This is part cookbook, part memoir, part history, and part biography. Because tasting food evokes memories, and memories need to be explained. Anya von Bremzen and her mother are émigrés living in New York. Home was Moscow, which they left in 1974 when Anya was five. Living in the United States, the two eventually thrive, and are drawn into the Russian émigré community. Anya, having grown up in the home of shortages, becomes a cook and food writer. And with her mother, concocts the idea of throwing a series of themed dinner parties that reflect the development of Russian/Soviet cuisine from 1910 until the 21st century. Herein starts the journey.

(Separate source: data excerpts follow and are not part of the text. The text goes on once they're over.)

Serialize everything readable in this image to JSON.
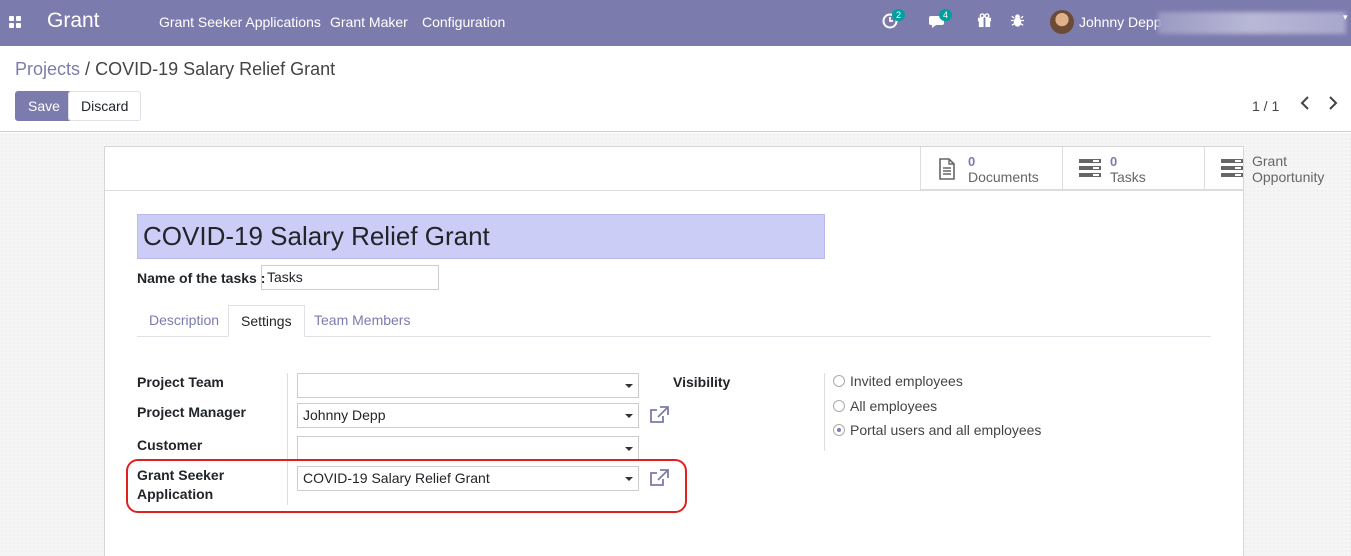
{
  "navbar": {
    "app_name": "Grant",
    "menu": [
      "Grant Seeker Applications",
      "Grant Maker",
      "Configuration"
    ],
    "activity_count": "2",
    "message_count": "4",
    "user_name": "Johnny Depp"
  },
  "breadcrumb": {
    "parent": "Projects",
    "separator": "/",
    "current": "COVID-19 Salary Relief Grant"
  },
  "actions": {
    "save_label": "Save",
    "discard_label": "Discard"
  },
  "pager": {
    "value": "1 / 1"
  },
  "stat_buttons": {
    "documents": {
      "value": "0",
      "label": "Documents"
    },
    "tasks": {
      "value": "0",
      "label": "Tasks"
    },
    "grant_opportunity": {
      "label_line1": "Grant",
      "label_line2": "Opportunity"
    }
  },
  "form": {
    "project_name": "COVID-19 Salary Relief Grant",
    "tasks_label": "Name of the tasks :",
    "tasks_value": "Tasks"
  },
  "tabs": [
    "Description",
    "Settings",
    "Team Members"
  ],
  "settings": {
    "project_team_label": "Project Team",
    "project_team_value": "",
    "project_manager_label": "Project Manager",
    "project_manager_value": "Johnny Depp",
    "customer_label": "Customer",
    "customer_value": "",
    "grant_seeker_label_line1": "Grant Seeker",
    "grant_seeker_label_line2": "Application",
    "grant_seeker_value": "COVID-19 Salary Relief Grant",
    "visibility_label": "Visibility",
    "visibility_options": [
      "Invited employees",
      "All employees",
      "Portal users and all employees"
    ],
    "visibility_selected": "Portal users and all employees"
  },
  "colors": {
    "brand": "#7c7bad",
    "title_highlight": "#cccdf7",
    "annotation": "#e02020"
  }
}
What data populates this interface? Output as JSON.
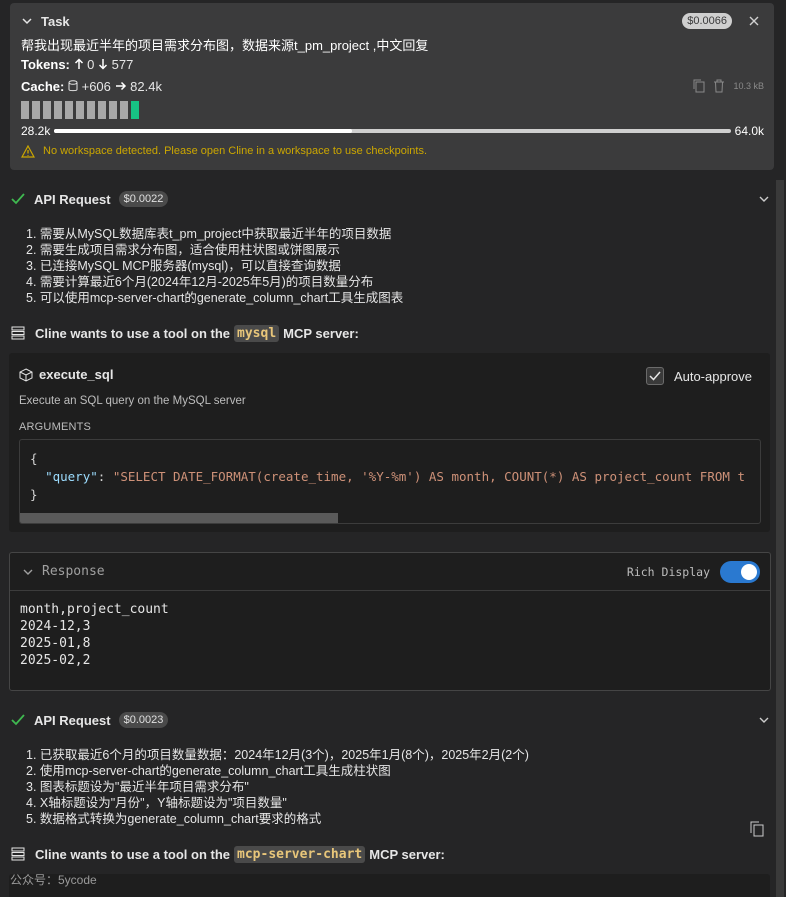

The first dinner is inspired by literature: Chekhov describing the delicacies of a pre-revolution dinner. Anya and her mother are inspired to recreate it. Thus the book moves forward, a chapter per decade, with the main meal described and developed. But New York is not Moscow, and American ingredients are not Russian ingredients. Mayonnaise is decidedly sweeter in the US than Russia. Then there is the personal history of Anya’s family, her mother’s family from Odessa and her father’s from Moscow. Mother grew up the daughter of a nomenklatura but longed for the freedoms outside the Soviet system. Anya rebelled against her mother’s rebellion and longed for Soviet conformity.
The biography is mostly of Larissa Frumkin, Anya’s maternal grandmother and the history is the changes of Soviet life as it related to the Frumkin and von Bremzen families. Woven in is the story of a dish that signifies the key elements of that decade, how it relates to the family and the USSR.
Obviously, this is not your traditional cookbook, with only nine recipes for the ten decades (the omission is explained). For those who think Russian cooking is simply potatoes and cabbage soup, be disabused. Von Bremzen does a masterful job of weaving her story, her mother’s story, the food and socio-political nuances into a delightful read. Think Chocolat but with a stricter range of ingredients: Шоколад perhaps. She made me want to go to a Russian restaurant and pig out on more than just blini.